Another argument made by the Ministry of Finance in the Policy Paper is with reference to Section 10(1) of the Compensation Act. Under Section 10(1), the inflows to the GST Compensation Fund are to be made from the GST Compensation Cess, and any other sources as may be recommended by the GST Council. The GST Council can hence decide to tap the shortage and compensate the States through any other source of finance, such as the Consolidated Fund of India. But this is exactly where the design flaw in the GST Council’s functioning begins to hurt the States.
The Centre’s veto – a design flaw in the GST Council’s functioning
As mentioned above, the Centre effectively has a veto over any proposal made in the GST Council. Even if all the States were to unanimously agree to a proposal, the proposal cannot be passed unless the Centre agrees. As Alok Prasanna Kumar and Suhrith Parthasarathy point out (see here and here), this veto power results in a situation where the Centre always wins, and no proposal can go through if the Centre does not want it to. In this scenario, even if all the State Governments were to agree that the Centre should tap into other sources of finance to compensate the States, the Centre can effectively veto this proposal. Although there has been no formal vote in the GST Council on this issue of pending compensation payments, the Centre’s veto power ensures that any such voting process initiated in future will be a foregone conclusion.

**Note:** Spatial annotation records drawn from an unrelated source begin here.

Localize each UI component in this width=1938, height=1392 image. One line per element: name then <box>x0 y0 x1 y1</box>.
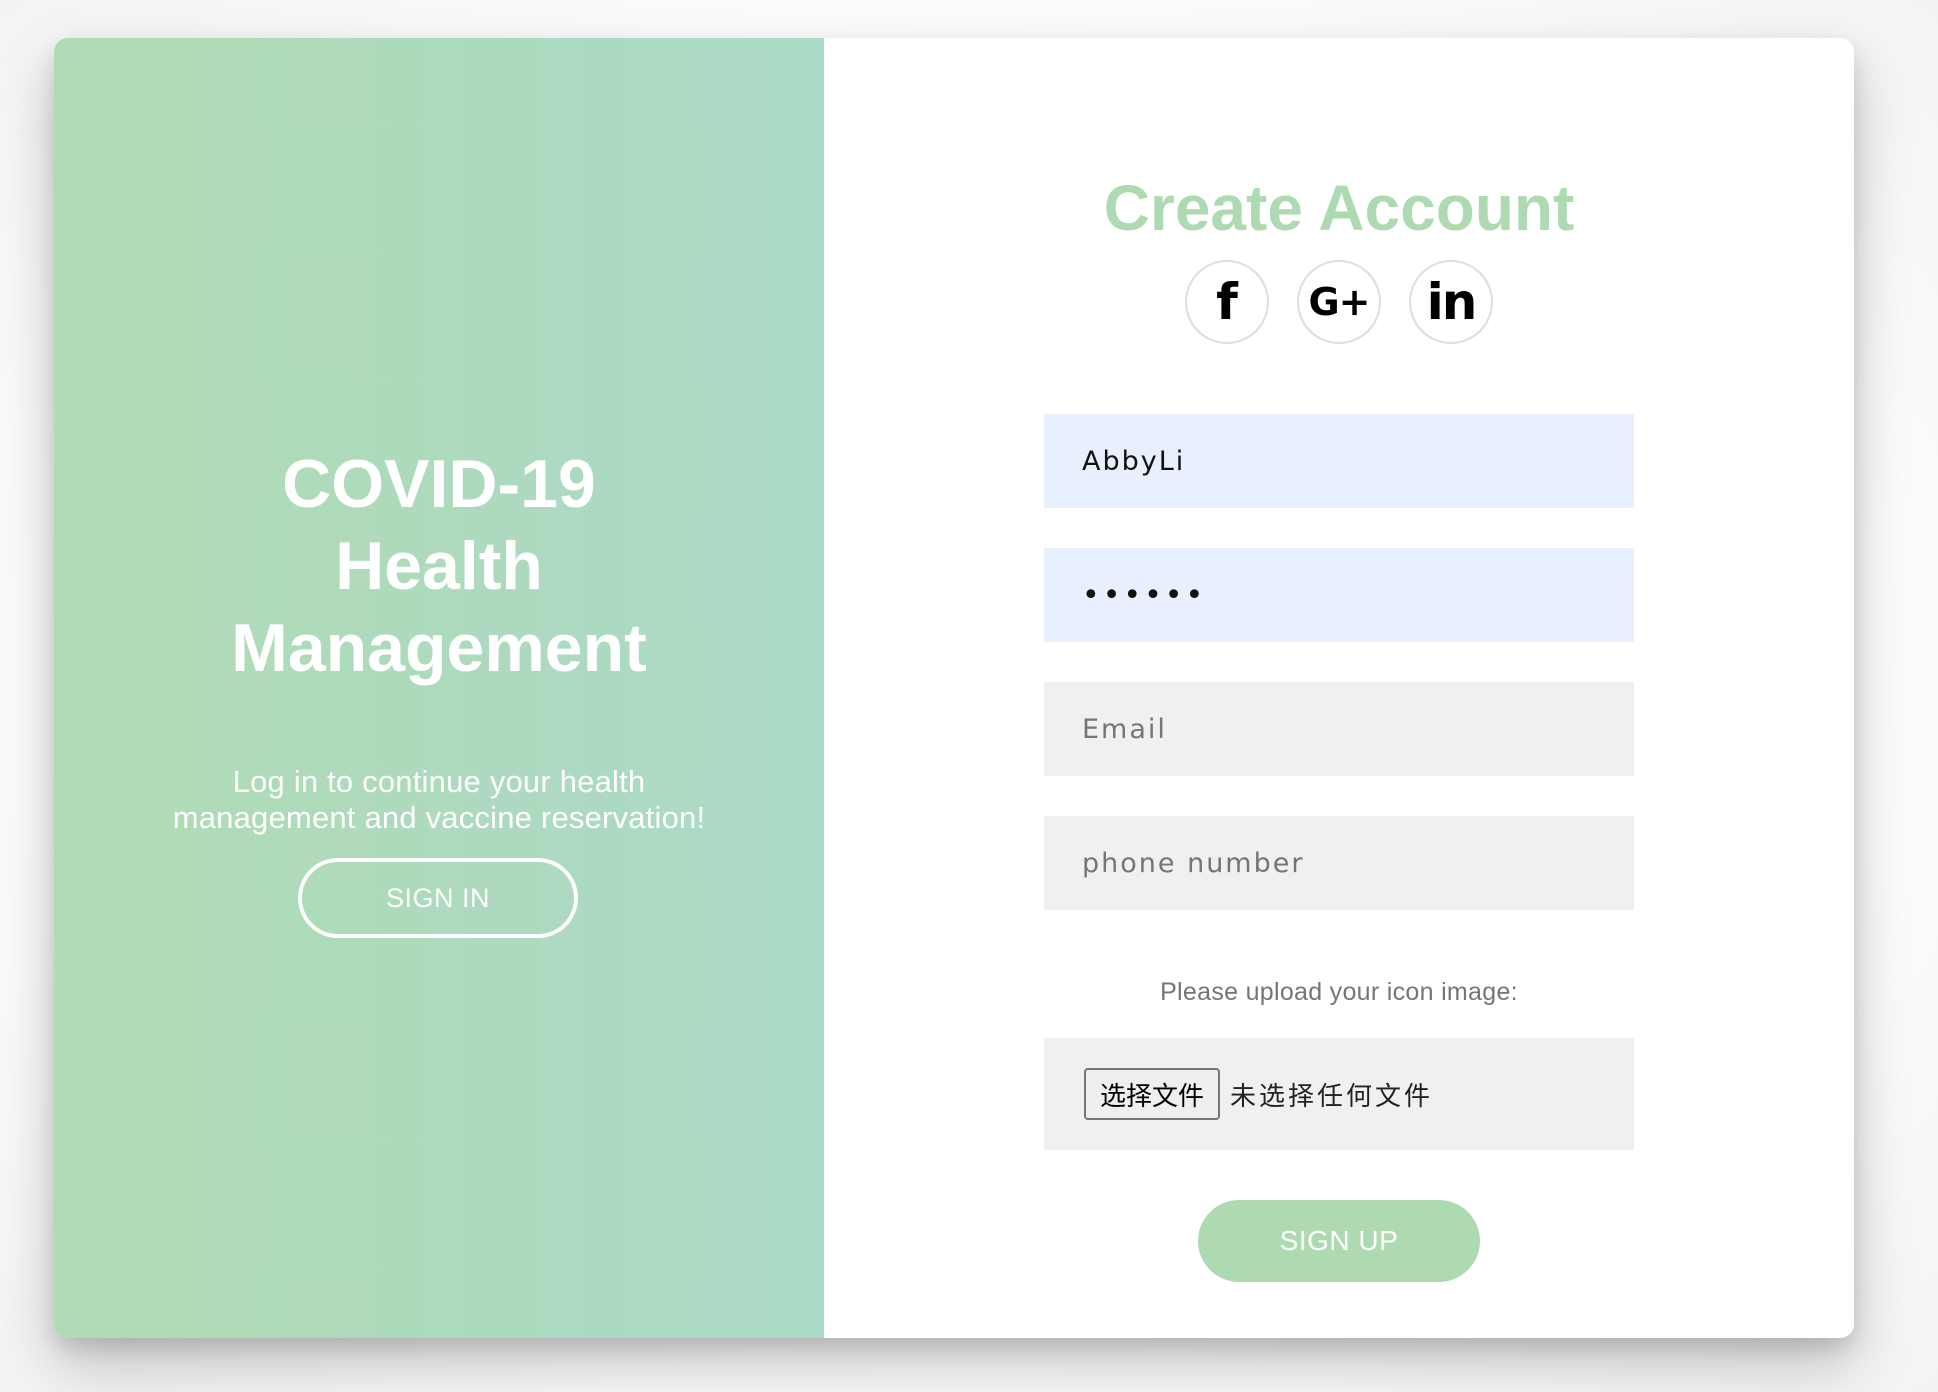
auth-card: COVID-19 Health Management Log in to con… <box>54 38 1854 1338</box>
linkedin-icon: in <box>1426 273 1478 331</box>
sign-up-button[interactable]: SIGN UP <box>1198 1200 1480 1282</box>
app-title: COVID-19 Health Management <box>54 443 824 689</box>
phone-number-input[interactable] <box>1044 816 1634 910</box>
create-account-panel: Create Account f G+ in Please upload you… <box>824 38 1854 1338</box>
app-title-line-2: Health <box>335 528 543 604</box>
social-login-row: f G+ in <box>824 260 1854 344</box>
linkedin-button[interactable]: in <box>1409 260 1493 344</box>
app-title-line-1: COVID-19 <box>282 446 596 522</box>
form-title: Create Account <box>1103 172 1575 244</box>
email-input[interactable] <box>1044 682 1634 776</box>
page-background: COVID-19 Health Management Log in to con… <box>0 0 1938 1392</box>
icon-file-picker: 选择文件 未选择任何文件 <box>1044 1038 1634 1150</box>
sign-in-button[interactable]: SIGN IN <box>298 858 578 938</box>
app-title-line-3: Management <box>231 610 647 686</box>
choose-file-button[interactable]: 选择文件 <box>1084 1068 1221 1120</box>
upload-icon-label: Please upload your icon image: <box>1160 978 1518 1006</box>
welcome-panel: COVID-19 Health Management Log in to con… <box>54 38 824 1338</box>
password-input[interactable] <box>1044 548 1634 642</box>
username-input[interactable] <box>1044 414 1634 508</box>
google-plus-icon: G+ <box>1308 280 1370 324</box>
facebook-button[interactable]: f <box>1185 260 1269 344</box>
welcome-subtitle: Log in to continue your health managemen… <box>172 764 706 835</box>
file-status-text: 未选择任何文件 <box>1230 1081 1434 1112</box>
facebook-icon: f <box>1216 273 1238 331</box>
google-plus-button[interactable]: G+ <box>1297 260 1381 344</box>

This also gives the Centre the leeway to entirely transfer the burden of revenue loss to the States. This is exactly what the Centre has done in the present case, by providing the States with two options under which the States will have to themselves borrow the amount of revenue shortfall. This design flaw in the GST Council’s voting mechanism has effectively put the States at the mercy of the Centre, and unless the Centre relents, the States have no scope to successfully push an alternative proposal.
The road ahead
Based on our discussion above, it is clear that this crisis can be resolved if the Centre takes note of the true spirit on which the GST’s constitutional bargain was based, and provides full compensation to the States for the projected shortfall in revenue. At the same time, this crisis highlights the need for the States to develop a consensus against the voting mechanism of the GST Council, and propose a constitutional amendment that would reduce the Centre’s veto power. This is significant, as similar stalemates where the States are left at the Centre’s mercy may arise in future as well.

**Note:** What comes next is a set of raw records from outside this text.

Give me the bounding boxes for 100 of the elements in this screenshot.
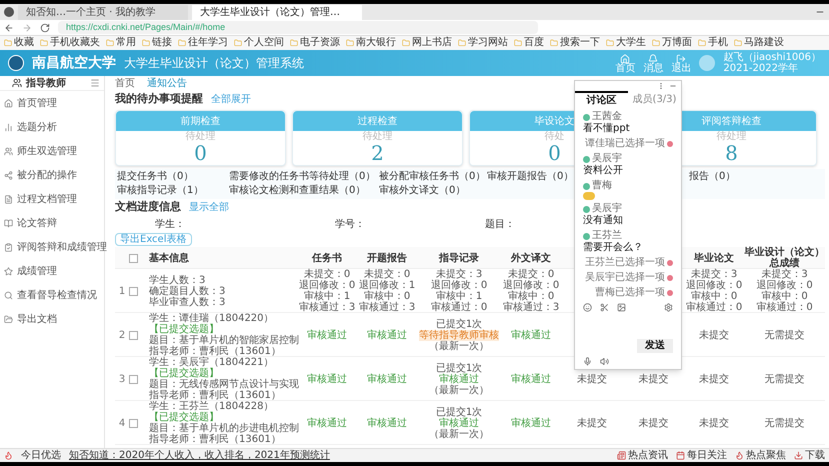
bookmark-link[interactable]: 电子资源 bbox=[290, 37, 340, 49]
info-text: 确定题目人数：3 bbox=[149, 286, 226, 296]
image-icon[interactable] bbox=[617, 303, 626, 312]
bookmark-link[interactable]: 马路建设 bbox=[734, 37, 784, 49]
todo-link[interactable]: 审核指导记录（1） bbox=[117, 185, 204, 197]
folder-icon bbox=[178, 39, 186, 47]
column-header: 任务书 bbox=[312, 252, 342, 264]
speaker-icon[interactable] bbox=[600, 356, 609, 366]
send-button[interactable]: 发送 bbox=[637, 339, 673, 353]
microphone-icon[interactable] bbox=[583, 356, 592, 366]
sidebar-item[interactable]: 查看督导检查情况 bbox=[0, 283, 104, 307]
todo-link[interactable]: 审核外文译文（0） bbox=[379, 185, 466, 197]
todo-link[interactable]: 报告（0） bbox=[689, 171, 736, 183]
avatar-icon bbox=[583, 156, 590, 162]
notice-text: 曹梅已选择一项 bbox=[595, 287, 665, 299]
todo-link[interactable]: 被分配审核任务书（0） bbox=[379, 171, 486, 183]
folder-icon bbox=[698, 39, 706, 47]
checkbox[interactable] bbox=[129, 374, 138, 384]
status-text: 未提交 bbox=[577, 418, 607, 428]
bookmark-link[interactable]: 南大银行 bbox=[346, 37, 396, 49]
status-text: 审核中：1 bbox=[436, 291, 482, 302]
todo-link[interactable]: 提交任务书（0） bbox=[117, 171, 194, 183]
bookmark-link[interactable]: 百度 bbox=[514, 37, 544, 49]
reload-icon[interactable] bbox=[40, 22, 50, 32]
status-link[interactable]: 每日关注 bbox=[676, 448, 727, 463]
bookmark-link[interactable]: 收藏 bbox=[4, 37, 34, 49]
status-text: 未提交：0 bbox=[508, 269, 554, 280]
browser-tab[interactable]: 大学生毕业设计（论文）管理… bbox=[192, 4, 362, 20]
sidebar-item[interactable]: 导出文档 bbox=[0, 307, 104, 331]
status-text: 未提交 bbox=[699, 418, 729, 428]
bookmark-link[interactable]: 手机 bbox=[698, 37, 728, 49]
status-text[interactable]: 今日优选 bbox=[21, 448, 61, 463]
bookmark-link[interactable]: 个人空间 bbox=[234, 37, 284, 49]
search-icon bbox=[4, 290, 13, 300]
status-text: 审核通过：0 bbox=[430, 302, 488, 313]
sidebar-item[interactable]: 论文答辩 bbox=[0, 211, 104, 235]
status-text: 审核通过 bbox=[511, 374, 551, 384]
card-title: 毕设论文 bbox=[534, 114, 574, 128]
todo-link[interactable]: 审核开题报告（0） bbox=[487, 171, 574, 183]
system-title: 大学生毕业设计（论文）管理系统 bbox=[124, 55, 304, 72]
column-header: 开题报告 bbox=[367, 252, 407, 264]
back-icon[interactable] bbox=[4, 22, 14, 32]
sidebar-item[interactable]: 过程文档管理 bbox=[0, 187, 104, 211]
info-text: 毕业审查人数：3 bbox=[149, 296, 226, 308]
sender-name: 曹梅 bbox=[592, 180, 612, 192]
status-text: 审核中：1 bbox=[304, 291, 350, 302]
bookmark-link[interactable]: 万博面 bbox=[652, 37, 692, 49]
sidebar-item[interactable]: 被分配的操作 bbox=[0, 163, 104, 187]
menu-icon[interactable] bbox=[90, 78, 100, 88]
status-text: 已提交1次 bbox=[436, 406, 482, 418]
todo-link[interactable]: 审核论文检测和查重结果（0） bbox=[229, 185, 366, 197]
book-icon bbox=[4, 218, 13, 228]
bookmark-link[interactable]: 网上书店 bbox=[402, 37, 452, 49]
sidebar-item[interactable]: 首页管理 bbox=[0, 91, 104, 115]
info-text: 指导老师：曹利民（13601） bbox=[149, 390, 282, 401]
browser-tab[interactable]: 知否知…一个主页 · 我的教学 bbox=[18, 4, 188, 20]
todo-link[interactable]: 需要修改的任务书等待处理（0） bbox=[229, 171, 376, 183]
bookmark-link[interactable]: 搜索一下 bbox=[550, 37, 600, 49]
news-icon bbox=[617, 451, 626, 460]
checkbox[interactable] bbox=[129, 330, 138, 340]
info-text: 题目：基于单片机的智能家居控制 bbox=[149, 335, 297, 346]
sidebar-item[interactable]: 选题分析 bbox=[0, 115, 104, 139]
emoji-icon[interactable] bbox=[583, 303, 592, 312]
status-text: （最新一次） bbox=[429, 340, 489, 352]
avatar-icon bbox=[583, 232, 590, 240]
folder-icon bbox=[514, 39, 522, 47]
section-title: 文档进度信息 bbox=[115, 198, 181, 214]
row-number: 2 bbox=[118, 328, 126, 342]
breadcrumb-tab[interactable]: 通知公告 bbox=[147, 76, 187, 91]
bookmark-link[interactable]: 大学生 bbox=[606, 37, 646, 49]
logo-icon bbox=[8, 55, 24, 71]
status-text: 审核通过：3 bbox=[358, 302, 416, 313]
flame-icon bbox=[735, 451, 744, 460]
bookmark-link[interactable]: 手机收藏夹 bbox=[40, 37, 100, 49]
status-link[interactable]: 热点聚焦 bbox=[735, 448, 786, 463]
bookmark-link[interactable]: 链接 bbox=[142, 37, 172, 49]
checkbox[interactable] bbox=[129, 254, 138, 262]
chat-tab[interactable]: 成员(3/3) bbox=[628, 91, 681, 107]
avatar-icon bbox=[4, 7, 14, 17]
status-link[interactable]: 下载 bbox=[794, 448, 825, 463]
column-header: 基本信息 bbox=[148, 252, 190, 266]
status-text: 未提交 bbox=[577, 374, 607, 384]
breadcrumb-tab[interactable]: 首页 bbox=[115, 76, 135, 91]
logout-icon bbox=[676, 54, 686, 64]
checkbox[interactable] bbox=[129, 286, 138, 296]
status-text: 未提交：3 bbox=[690, 269, 738, 280]
status-text: 审核通过：0 bbox=[686, 302, 742, 313]
news-link[interactable]: 知否知道：2020年个人收入，收入排名，2021年预测统计 bbox=[69, 448, 330, 463]
scissors-icon[interactable] bbox=[600, 303, 609, 312]
status-link[interactable]: 热点资讯 bbox=[617, 448, 668, 463]
bookmark-link[interactable]: 学习网站 bbox=[458, 37, 508, 49]
card-count: 0 bbox=[194, 142, 207, 164]
checkbox[interactable] bbox=[129, 418, 138, 428]
bookmark-link[interactable]: 往年学习 bbox=[178, 37, 228, 49]
sidebar-item[interactable]: 成绩管理 bbox=[0, 259, 104, 283]
settings-icon[interactable] bbox=[664, 303, 673, 312]
sender-name: 吴辰宇 bbox=[592, 203, 622, 214]
chat-tab[interactable]: 讨论区 bbox=[575, 91, 628, 107]
bookmark-link[interactable]: 常用 bbox=[106, 37, 136, 49]
sidebar-item[interactable]: 师生双选管理 bbox=[0, 139, 104, 163]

There is also a larger question which the Centre must address here. When Late Finance Minister Arun Jaitley pioneered the GST Amendment in Parliament, he mentioned that the GST would usher in a new era of cooperative federalism. This is possible only if the Centre honors the foundations on which the States sacrificed their taxation powers. Unless this is done, the States would be left as mere appendages of the Centre, and this experiment of cooperative federalism is bound for failure.